Working Poor e lavoratori irregolari rappresentano una doppia debolezza nel nostro mercato del lavoro che potrebbe esplodere perchè la lockdown economy ha rischiato (e rischia ancora) di incenerire il lavoro di 2,9 milioni di working poor (di cui il 47,4% di età compresa tra i 30 e i 49 anni) e di 3,3 milioni di irregolari (che lavorano nei Servizi, come Personale Domestico, nell’Agricoltura e nell’Industria).

Abbiamo dunque un mercato del lavoro che dimentica completamente chi, già in condizioni normali, è sprovvisto di reali garanzie economiche e contrattuali. Questa situazione non nasce per caso, ma è il frutto di decenni di politiche del lavoro liberiste e capitaliste, che – in maniera bipartisan – hanno sempre affermato come la soluzione a tutte le crisi economiche fosse “una sempre maggiore flessibilità del mondo del lavoro”.

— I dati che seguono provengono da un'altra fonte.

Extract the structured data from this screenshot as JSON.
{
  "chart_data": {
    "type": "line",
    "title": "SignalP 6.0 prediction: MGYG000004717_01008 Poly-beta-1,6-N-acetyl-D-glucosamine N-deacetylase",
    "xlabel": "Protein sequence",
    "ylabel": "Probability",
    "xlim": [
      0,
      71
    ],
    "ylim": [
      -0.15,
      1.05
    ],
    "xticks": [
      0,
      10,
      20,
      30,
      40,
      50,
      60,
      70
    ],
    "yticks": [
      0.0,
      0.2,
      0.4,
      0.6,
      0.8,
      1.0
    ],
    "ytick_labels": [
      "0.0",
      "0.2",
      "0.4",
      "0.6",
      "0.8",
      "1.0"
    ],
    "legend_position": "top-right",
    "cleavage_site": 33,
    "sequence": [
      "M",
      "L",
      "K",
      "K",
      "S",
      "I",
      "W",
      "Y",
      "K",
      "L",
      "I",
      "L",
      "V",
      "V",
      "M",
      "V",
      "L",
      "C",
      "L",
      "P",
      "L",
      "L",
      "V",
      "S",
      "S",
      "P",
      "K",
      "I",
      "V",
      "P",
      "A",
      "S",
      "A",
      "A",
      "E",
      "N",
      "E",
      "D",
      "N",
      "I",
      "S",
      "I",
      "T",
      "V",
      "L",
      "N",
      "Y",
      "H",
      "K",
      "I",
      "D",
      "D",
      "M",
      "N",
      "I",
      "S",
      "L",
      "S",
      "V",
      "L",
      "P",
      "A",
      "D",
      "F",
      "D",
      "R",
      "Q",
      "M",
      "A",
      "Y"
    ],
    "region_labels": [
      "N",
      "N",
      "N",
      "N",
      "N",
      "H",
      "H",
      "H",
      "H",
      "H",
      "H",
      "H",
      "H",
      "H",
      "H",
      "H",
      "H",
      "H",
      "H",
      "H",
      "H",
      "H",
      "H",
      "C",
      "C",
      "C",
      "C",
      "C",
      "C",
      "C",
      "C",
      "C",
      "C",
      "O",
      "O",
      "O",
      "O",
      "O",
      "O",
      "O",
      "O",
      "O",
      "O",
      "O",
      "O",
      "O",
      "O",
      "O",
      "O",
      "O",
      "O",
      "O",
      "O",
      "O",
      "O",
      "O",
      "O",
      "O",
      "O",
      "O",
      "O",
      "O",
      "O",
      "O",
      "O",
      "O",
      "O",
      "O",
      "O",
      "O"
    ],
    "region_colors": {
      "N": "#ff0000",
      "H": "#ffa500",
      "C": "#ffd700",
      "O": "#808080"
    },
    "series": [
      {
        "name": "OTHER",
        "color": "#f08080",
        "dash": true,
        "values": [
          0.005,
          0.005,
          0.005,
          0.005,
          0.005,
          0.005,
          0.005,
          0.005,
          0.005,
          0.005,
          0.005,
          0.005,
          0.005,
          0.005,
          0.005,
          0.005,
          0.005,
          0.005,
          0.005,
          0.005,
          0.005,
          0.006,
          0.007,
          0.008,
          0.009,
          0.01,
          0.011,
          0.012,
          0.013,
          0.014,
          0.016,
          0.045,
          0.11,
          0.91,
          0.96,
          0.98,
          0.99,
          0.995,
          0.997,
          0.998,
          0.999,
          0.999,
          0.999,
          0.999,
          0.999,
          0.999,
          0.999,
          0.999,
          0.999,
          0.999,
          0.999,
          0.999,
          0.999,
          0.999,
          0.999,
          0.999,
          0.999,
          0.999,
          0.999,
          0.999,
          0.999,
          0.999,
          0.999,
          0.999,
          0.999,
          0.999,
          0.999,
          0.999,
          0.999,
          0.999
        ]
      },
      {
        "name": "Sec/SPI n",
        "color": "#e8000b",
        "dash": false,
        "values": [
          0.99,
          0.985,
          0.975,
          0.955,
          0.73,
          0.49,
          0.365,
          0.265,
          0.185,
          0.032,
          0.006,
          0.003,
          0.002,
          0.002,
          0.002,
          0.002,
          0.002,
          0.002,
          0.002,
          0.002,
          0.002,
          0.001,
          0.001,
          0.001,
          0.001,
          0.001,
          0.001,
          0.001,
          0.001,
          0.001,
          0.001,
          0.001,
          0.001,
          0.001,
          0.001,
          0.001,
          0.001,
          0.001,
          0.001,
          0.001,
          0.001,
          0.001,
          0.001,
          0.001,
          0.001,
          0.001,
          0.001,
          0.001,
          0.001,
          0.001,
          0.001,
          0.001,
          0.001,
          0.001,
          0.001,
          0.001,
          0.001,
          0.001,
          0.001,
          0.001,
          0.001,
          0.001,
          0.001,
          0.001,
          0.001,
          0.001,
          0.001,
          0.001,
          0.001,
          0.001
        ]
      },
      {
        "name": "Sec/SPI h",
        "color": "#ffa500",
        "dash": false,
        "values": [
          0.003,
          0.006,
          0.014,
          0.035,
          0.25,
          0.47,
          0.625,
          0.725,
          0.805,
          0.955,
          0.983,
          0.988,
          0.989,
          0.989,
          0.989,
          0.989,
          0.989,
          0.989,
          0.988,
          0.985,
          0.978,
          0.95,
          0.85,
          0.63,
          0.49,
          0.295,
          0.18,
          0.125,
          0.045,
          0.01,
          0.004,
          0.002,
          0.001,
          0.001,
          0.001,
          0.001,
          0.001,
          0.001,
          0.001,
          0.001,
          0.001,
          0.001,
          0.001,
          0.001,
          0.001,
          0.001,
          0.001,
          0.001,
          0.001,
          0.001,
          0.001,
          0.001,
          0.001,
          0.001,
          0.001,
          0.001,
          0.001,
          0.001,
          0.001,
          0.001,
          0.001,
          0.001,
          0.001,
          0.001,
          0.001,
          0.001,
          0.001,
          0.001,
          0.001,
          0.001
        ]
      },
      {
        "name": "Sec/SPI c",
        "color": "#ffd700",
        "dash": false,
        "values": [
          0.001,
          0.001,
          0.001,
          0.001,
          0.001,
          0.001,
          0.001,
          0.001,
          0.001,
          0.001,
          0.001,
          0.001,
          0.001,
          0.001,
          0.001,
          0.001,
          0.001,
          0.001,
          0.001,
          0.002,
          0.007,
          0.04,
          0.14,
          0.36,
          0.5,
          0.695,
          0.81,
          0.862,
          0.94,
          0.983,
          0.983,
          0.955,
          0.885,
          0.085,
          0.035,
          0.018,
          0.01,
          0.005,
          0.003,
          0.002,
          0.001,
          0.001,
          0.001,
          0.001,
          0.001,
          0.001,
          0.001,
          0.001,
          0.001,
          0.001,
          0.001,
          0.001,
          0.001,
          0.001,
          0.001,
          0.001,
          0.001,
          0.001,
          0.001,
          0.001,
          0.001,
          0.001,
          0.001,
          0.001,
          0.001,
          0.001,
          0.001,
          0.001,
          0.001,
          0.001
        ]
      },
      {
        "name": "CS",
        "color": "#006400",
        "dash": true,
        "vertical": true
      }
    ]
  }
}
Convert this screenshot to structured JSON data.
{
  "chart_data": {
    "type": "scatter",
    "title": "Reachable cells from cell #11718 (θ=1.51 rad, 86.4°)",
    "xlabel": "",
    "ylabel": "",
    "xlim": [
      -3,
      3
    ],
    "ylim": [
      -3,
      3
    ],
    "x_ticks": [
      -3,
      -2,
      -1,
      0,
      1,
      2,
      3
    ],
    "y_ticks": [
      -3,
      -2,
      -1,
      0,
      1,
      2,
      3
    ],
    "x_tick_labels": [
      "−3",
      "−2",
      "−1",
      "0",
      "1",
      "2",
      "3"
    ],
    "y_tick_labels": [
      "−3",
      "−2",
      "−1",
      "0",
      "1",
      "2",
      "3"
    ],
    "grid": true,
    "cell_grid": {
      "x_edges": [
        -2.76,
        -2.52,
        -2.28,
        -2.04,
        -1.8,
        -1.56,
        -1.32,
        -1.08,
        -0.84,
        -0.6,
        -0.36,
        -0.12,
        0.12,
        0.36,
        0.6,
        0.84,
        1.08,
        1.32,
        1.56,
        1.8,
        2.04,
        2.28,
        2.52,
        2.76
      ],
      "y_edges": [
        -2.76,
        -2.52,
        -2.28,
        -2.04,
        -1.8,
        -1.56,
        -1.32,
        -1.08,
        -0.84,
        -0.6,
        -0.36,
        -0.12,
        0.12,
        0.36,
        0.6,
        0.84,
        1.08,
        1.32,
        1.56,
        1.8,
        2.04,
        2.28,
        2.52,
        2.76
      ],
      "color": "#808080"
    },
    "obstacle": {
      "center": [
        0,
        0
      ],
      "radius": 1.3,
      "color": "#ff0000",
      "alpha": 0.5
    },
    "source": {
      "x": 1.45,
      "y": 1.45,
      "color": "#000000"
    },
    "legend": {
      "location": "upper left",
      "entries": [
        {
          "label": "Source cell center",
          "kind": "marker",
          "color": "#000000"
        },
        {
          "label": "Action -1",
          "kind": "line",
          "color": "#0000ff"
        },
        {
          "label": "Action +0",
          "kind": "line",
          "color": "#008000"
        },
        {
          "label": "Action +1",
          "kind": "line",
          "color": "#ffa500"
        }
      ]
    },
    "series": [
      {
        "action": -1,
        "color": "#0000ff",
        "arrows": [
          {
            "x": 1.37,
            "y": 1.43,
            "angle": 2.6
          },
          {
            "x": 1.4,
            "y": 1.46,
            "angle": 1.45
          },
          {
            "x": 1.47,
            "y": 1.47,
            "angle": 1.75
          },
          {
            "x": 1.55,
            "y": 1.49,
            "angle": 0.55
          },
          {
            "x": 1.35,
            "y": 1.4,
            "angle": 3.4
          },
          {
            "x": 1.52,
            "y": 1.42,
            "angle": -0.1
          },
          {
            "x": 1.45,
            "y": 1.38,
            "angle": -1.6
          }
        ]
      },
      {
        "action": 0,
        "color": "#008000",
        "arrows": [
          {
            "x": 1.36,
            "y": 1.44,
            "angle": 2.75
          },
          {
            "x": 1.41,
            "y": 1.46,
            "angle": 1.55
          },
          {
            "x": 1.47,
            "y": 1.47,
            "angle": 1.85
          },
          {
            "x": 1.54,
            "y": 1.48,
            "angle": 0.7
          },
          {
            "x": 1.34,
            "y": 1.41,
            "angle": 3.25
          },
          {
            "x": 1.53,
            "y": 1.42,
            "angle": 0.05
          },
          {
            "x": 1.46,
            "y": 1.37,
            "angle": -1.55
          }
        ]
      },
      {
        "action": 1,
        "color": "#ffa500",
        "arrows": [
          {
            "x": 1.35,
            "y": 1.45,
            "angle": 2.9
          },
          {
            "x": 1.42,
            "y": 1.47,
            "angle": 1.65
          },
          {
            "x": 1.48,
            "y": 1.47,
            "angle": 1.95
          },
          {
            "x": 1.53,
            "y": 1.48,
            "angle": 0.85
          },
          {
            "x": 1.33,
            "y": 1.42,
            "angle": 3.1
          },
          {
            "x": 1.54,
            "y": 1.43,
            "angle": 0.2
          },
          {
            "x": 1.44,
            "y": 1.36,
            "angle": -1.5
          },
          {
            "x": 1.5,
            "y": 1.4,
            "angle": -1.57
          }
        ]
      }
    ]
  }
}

Una cura possibile? Ripensare regole e tutele del lavoro, riportare i contratti a sole 3 tipologie – tempo indeterminato, determinato, partite iva – e, finchè saranno presenti contratti “flessibili”, introdurre l’obbligo per i lavoratori assunti tramite contratti atipici di iscrizione al sindacato. Su tutto, c’è la necessità di intervenire per dare piena attuazione all’Articolo 39 della Costituzione Italiana.